All’interno lo store è diviso in due; il buon odore del legno trattato è piacevolmente contaminato dagli aromi generati dall’olio surriscaldato dell motorino della Necchi che sfrigola da dietro l’angolo. Appese ai muri con sapiente disposizione si snocciolano teschi, stelle, e loghi di vecchie squadre americane; le camice sono avvitate e i pantaloni sgualciti. Il ritmo ed il timbro va dal vintage passando dal funky alla minimale elettronica, dal black al grigio dell’asfalto come quello solcato dalla bici a scatto fisso che ti guarda dalla vetrina.
La sartoria vera e propria appare come un reality store. I ragazzi, per nulla simili a mio nonno sarto da dopoguerra, sembrano usciti da GQ o da Rolling Stone e smacchinano che è un piacere, segnano con il gessetto da sarto, prendono misure e tagliano, fanno andare la necchi e la singer come nemmeno i sarti di orleans sapevano fare.

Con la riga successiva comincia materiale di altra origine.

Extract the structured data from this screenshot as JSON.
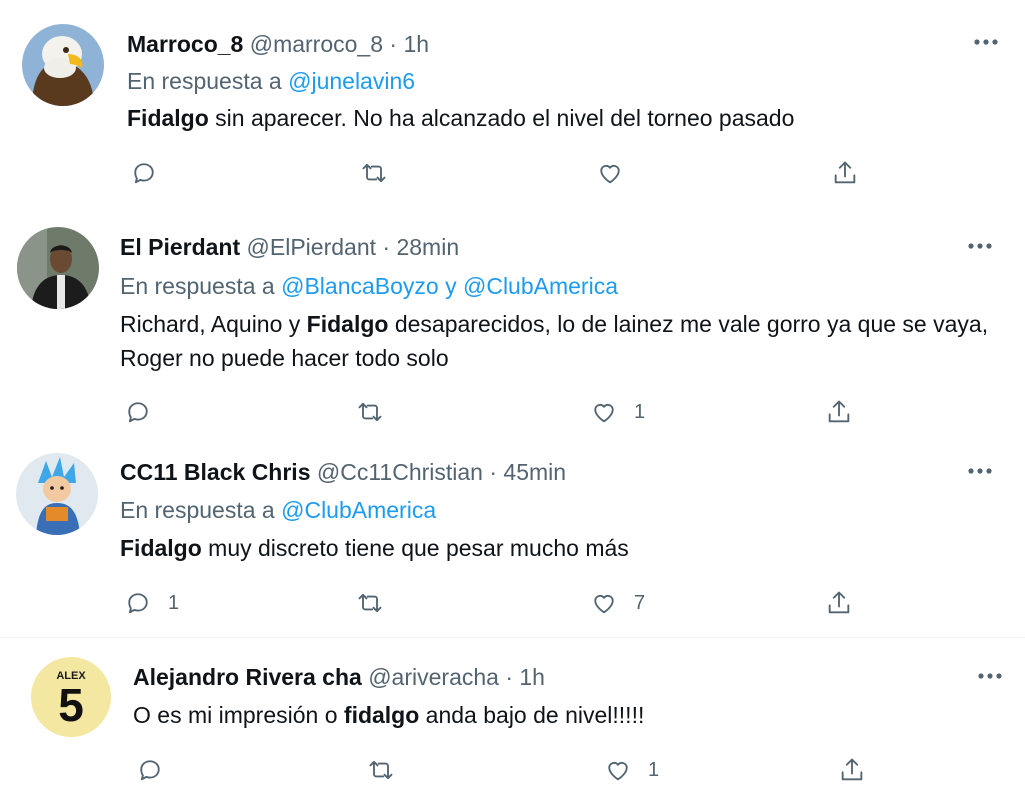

Forse questo flash non vi interesserà; di certo è un banale soffermarsi davanti a una vetrina mentre si mangia il culo di un crostino di pane con l’aria assente; di sicuro non è il testo ricercato di un cantautore ferrarese…ma è pur sempre una novità….almeno per me….
Non vi dico di più, passateci e fateci un salto. Mi darete ragione: a Ferrara qualcosa di nuovo…o di vecchio!
ah! dimenticavo….BUONFINESETTIMANATUTTI….(mancava ancora una parola marinettiana!)